La legisladora subrayó que hablar de renta no se limita a contratos o cláusulas legales, sino que implica dignidad humana y condiciones mínimas para el desarrollo de las personas.
“Tener un techo no es un lujo, es la condición mínima para ejercer todos los demás derechos. Sin vivienda no hay estudio, no hay trabajo estable, no hay salud mental ni proyecto de vida”, expresó.
Acosta señaló que el crecimiento económico y la seguridad que distinguen a Yucatán han provocado un incremento desproporcionado en los precios de alquiler, muy por encima de la realidad salarial de la mayoría de la población. Actualmente, detalló, una persona puede destinar entre el 30 y el 50 por ciento de sus ingresos únicamente al pago de renta.

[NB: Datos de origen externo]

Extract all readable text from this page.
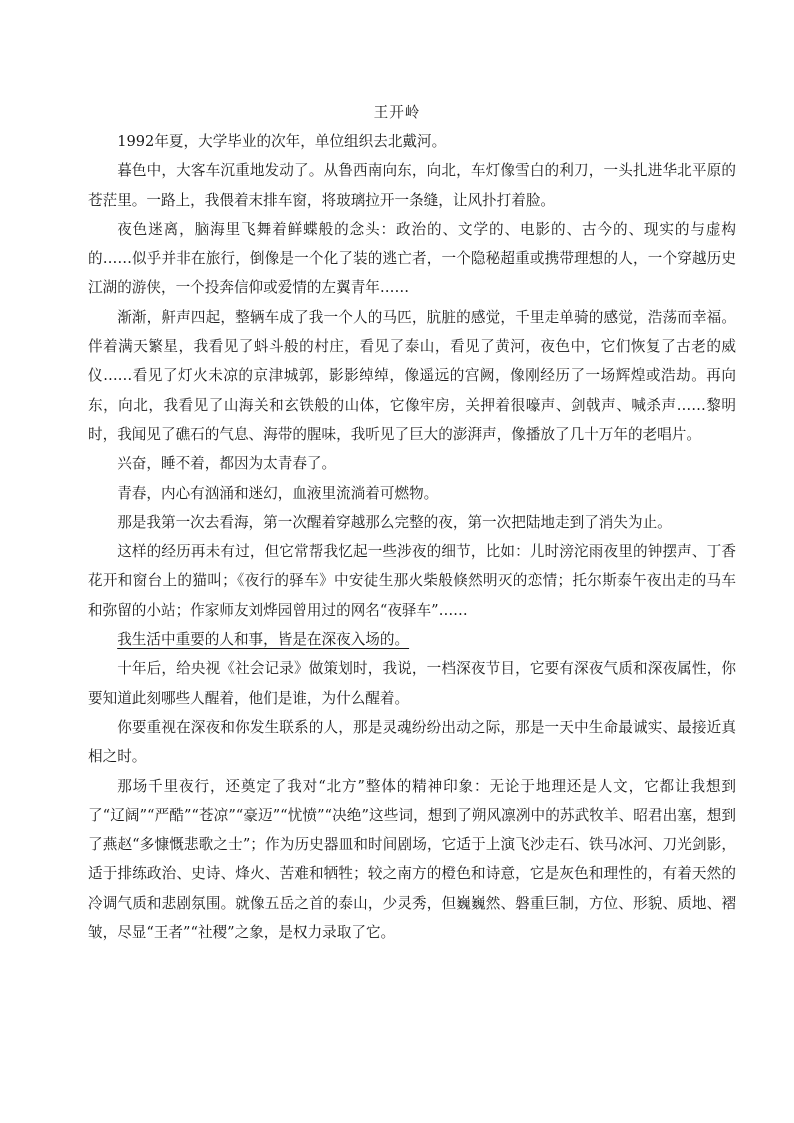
王开岭

1992年夏，大学毕业的次年，单位组织去北戴河。

暮色中，大客车沉重地发动了。从鲁西南向东，向北，车灯像雪白的利刀，一头扎进华北平原的苍茫里。一路上，我偎着末排车窗，将玻璃拉开一条缝，让风扑打着脸。

夜色迷离，脑海里飞舞着鲜蝶般的念头：政治的、文学的、电影的、古今的、现实的与虚构的……似乎并非在旅行，倒像是一个化了装的逃亡者，一个隐秘超重或携带理想的人，一个穿越历史江湖的游侠，一个投奔信仰或爱情的左翼青年……

渐渐，鼾声四起，整辆车成了我一个人的马匹，肮脏的感觉，千里走单骑的感觉，浩荡而幸福。伴着满天繁星，我看见了蚪斗般的村庄，看见了泰山，看见了黄河，夜色中，它们恢复了古老的威仪……看见了灯火未凉的京津城郭，影影绰绰，像遥远的宫阙，像刚经历了一场辉煌或浩劫。再向东，向北，我看见了山海关和玄铁般的山体，它像牢房，关押着很嚎声、剑戟声、喊杀声……黎明时，我闻见了礁石的气息、海带的腥味，我听见了巨大的澎湃声，像播放了几十万年的老唱片。

兴奋，睡不着，都因为太青春了。

青春，内心有汹涌和迷幻，血液里流淌着可燃物。

那是我第一次去看海，第一次醒着穿越那么完整的夜，第一次把陆地走到了消失为止。

这样的经历再未有过，但它常帮我忆起一些涉夜的细节，比如：儿时滂沱雨夜里的钟摆声、丁香花开和窗台上的猫叫；《夜行的驿车》中安徒生那火柴般倏然明灭的恋情；托尔斯泰午夜出走的马车和弥留的小站；作家师友刘烨园曾用过的网名“夜驿车”……

我生活中重要的人和事，皆是在深夜入场的。

十年后，给央视《社会记录》做策划时，我说，一档深夜节目，它要有深夜气质和深夜属性，你要知道此刻哪些人醒着，他们是谁，为什么醒着。

你要重视在深夜和你发生联系的人，那是灵魂纷纷出动之际，那是一天中生命最诚实、最接近真相之时。

那场千里夜行，还奠定了我对“北方”整体的精神印象：无论于地理还是人文，它都让我想到了“辽阔”“严酷”“苍凉”“豪迈”“忧愤”“决绝”这些词，想到了朔风凛冽中的苏武牧羊、昭君出塞，想到了燕赵“多慷慨悲歌之士”；作为历史器皿和时间剧场，它适于上演飞沙走石、铁马冰河、刀光剑影，适于排练政治、史诗、烽火、苦难和牺牲；较之南方的橙色和诗意，它是灰色和理性的，有着天然的冷调气质和悲剧氛围。就像五岳之首的泰山，少灵秀，但巍巍然、磐重巨制，方位、形貌、质地、褶皱，尽显“王者”“社稷”之象，是权力录取了它。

Indicó que esta situación golpea con mayor fuerza a las juventudes, quienes al independizarse enfrentan rentas elevadas, viviendas más pequeñas o ubicadas en zonas alejadas, además de aumentos anuales que, aunque en el papel se sitúan entre el 6 y el 9 por ciento, en la práctica alcanzan hasta el 20 o 25 por ciento.
La propuesta legislativa de “renta justa” plantea que los incrementos anuales no superen la inflación y se ajusten conforme al Índice Nacional de Precios al Consumidor publicado por el Banco de México. Con ello, se busca equilibrar la relación entre arrendadores y arrendatarios, sin afectar el beneficio legítimo de quienes rentan una propiedad.
Asimismo, la iniciativa contempla la creación de la Ventanilla de Defensa del Arrendatario, un mecanismo gratuito para recibir quejas, conciliar conflictos, aplicar sanciones y ordenar devoluciones inmediatas ante abusos como cobros excesivos de depósitos, pagos indebidos o requisitos desproporcionados.
“Los derechos no sirven si no se pueden ejercer. Regular la renta no es ir contra nadie, sino a favor de la vida digna, de las juventudes y de una ciudad que crece sin expulsar a su gente. La vivienda no puede seguir siendo un privilegio, debe ser un derecho protegido, equilibrado y justo. Yucatán merece crecer sin volverse imposible de habitar”, concluyó.